In the given table we denote the given distribution as the expectations of the variables. The theorem varies for discrete variables.
We use some theorem where if ${{\mu }_{x}}$ is the mean then ${{\mu }_{x}}=\sum{X\times p\left( X \right)}$ and $\sum{p\left( X \right)}=1$.
Using the second theorem we get $k+2k+2k+4k=1$.
On simplification this gives $9k=1\Rightarrow k=\dfrac{1}{9}$.
Now we try to find the mean value which gives
${{\mu }_{x}}=\sum{X\times p\left( X \right)}=1\times k+2\times 2k+3\times 2k+4\times 4k=27k$.

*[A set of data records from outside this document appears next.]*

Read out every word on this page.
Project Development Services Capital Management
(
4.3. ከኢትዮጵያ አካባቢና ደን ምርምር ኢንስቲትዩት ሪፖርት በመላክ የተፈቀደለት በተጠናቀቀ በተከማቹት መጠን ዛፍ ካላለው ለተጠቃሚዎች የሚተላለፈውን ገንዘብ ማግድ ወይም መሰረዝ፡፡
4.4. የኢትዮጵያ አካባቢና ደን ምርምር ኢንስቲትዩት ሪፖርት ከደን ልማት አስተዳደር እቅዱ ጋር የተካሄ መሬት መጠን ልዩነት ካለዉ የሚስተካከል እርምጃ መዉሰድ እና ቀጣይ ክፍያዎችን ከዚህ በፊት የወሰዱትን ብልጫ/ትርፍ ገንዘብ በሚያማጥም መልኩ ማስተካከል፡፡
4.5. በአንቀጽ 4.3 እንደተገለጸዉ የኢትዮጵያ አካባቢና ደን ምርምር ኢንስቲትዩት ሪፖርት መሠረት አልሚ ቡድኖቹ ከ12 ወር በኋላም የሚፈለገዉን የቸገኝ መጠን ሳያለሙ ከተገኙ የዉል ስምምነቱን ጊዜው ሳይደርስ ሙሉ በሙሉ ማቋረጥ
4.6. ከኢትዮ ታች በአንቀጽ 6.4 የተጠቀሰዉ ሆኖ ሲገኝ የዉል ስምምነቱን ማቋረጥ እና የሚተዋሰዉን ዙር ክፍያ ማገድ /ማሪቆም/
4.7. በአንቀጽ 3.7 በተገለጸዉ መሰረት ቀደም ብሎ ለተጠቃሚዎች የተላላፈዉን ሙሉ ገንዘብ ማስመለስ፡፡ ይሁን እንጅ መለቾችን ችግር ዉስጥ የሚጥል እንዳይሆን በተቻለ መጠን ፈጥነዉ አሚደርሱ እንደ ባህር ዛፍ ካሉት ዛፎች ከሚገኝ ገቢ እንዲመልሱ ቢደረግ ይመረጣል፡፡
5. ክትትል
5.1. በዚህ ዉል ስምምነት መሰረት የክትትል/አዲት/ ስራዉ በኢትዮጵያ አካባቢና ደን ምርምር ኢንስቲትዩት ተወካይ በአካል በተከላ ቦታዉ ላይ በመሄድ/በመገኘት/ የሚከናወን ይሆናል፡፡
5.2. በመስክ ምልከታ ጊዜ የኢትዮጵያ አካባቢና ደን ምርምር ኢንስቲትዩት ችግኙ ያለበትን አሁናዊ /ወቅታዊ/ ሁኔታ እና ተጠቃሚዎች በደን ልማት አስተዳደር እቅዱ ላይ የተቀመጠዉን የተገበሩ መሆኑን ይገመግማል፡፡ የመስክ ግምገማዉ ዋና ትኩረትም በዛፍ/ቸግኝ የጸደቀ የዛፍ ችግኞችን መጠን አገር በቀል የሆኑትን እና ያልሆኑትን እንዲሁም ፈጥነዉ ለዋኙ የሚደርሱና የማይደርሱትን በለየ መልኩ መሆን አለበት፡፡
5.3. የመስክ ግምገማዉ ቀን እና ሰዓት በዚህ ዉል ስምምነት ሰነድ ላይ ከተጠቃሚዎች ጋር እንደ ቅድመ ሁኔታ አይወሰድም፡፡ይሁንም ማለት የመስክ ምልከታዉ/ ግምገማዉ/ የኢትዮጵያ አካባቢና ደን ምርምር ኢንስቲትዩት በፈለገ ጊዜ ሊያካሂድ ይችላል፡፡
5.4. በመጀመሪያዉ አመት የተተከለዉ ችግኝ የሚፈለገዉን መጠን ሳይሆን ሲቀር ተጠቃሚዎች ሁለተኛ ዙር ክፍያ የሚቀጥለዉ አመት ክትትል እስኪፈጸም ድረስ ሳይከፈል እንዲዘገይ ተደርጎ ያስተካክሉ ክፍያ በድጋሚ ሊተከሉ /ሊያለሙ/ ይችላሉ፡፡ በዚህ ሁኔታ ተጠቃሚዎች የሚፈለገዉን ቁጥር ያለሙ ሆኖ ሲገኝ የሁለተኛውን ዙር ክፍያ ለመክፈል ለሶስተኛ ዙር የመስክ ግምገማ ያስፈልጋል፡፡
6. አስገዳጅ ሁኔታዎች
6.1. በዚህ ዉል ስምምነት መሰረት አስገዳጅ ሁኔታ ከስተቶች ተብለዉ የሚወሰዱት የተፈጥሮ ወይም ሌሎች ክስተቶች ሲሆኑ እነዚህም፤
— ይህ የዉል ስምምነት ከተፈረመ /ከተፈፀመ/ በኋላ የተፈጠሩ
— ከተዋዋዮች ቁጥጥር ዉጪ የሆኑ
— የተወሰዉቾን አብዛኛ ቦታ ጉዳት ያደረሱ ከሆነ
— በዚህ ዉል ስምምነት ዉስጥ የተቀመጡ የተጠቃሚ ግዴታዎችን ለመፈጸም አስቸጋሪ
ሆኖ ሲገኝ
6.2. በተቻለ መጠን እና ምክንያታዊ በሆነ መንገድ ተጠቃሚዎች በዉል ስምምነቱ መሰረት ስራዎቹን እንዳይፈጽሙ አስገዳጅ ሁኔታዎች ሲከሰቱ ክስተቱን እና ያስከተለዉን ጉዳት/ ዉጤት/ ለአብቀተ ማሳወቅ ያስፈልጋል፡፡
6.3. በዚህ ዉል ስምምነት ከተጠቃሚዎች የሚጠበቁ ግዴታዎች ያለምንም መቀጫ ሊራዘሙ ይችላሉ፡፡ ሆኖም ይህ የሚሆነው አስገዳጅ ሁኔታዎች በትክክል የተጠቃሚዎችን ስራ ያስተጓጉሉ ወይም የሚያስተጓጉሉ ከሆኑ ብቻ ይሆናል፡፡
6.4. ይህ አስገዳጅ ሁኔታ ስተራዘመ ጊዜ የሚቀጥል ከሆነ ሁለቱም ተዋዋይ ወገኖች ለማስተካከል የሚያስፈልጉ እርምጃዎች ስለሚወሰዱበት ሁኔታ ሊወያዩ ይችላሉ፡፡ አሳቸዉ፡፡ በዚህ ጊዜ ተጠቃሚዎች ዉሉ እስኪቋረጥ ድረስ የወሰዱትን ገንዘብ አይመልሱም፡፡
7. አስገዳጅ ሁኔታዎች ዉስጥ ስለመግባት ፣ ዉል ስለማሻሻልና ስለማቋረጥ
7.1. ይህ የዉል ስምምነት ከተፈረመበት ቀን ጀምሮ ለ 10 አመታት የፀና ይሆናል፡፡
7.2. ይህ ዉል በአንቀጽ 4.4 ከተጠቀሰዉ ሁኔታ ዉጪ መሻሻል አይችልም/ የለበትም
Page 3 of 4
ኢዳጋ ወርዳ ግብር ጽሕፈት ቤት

We put the value of $k$ in the expression of ${{\mu }_{x}}=27k$ to get ${{\mu }_{x}}=\dfrac{27}{9}=3$
Therefore, the mean value is 3.

So, the correct answer is “Option A”.

Note: Usually the average is very different from the mean or average with probability distribution. The respective ratio gives the probability instead of values. Distribution represents the results from a simple experiment where there is “success” or “failure.”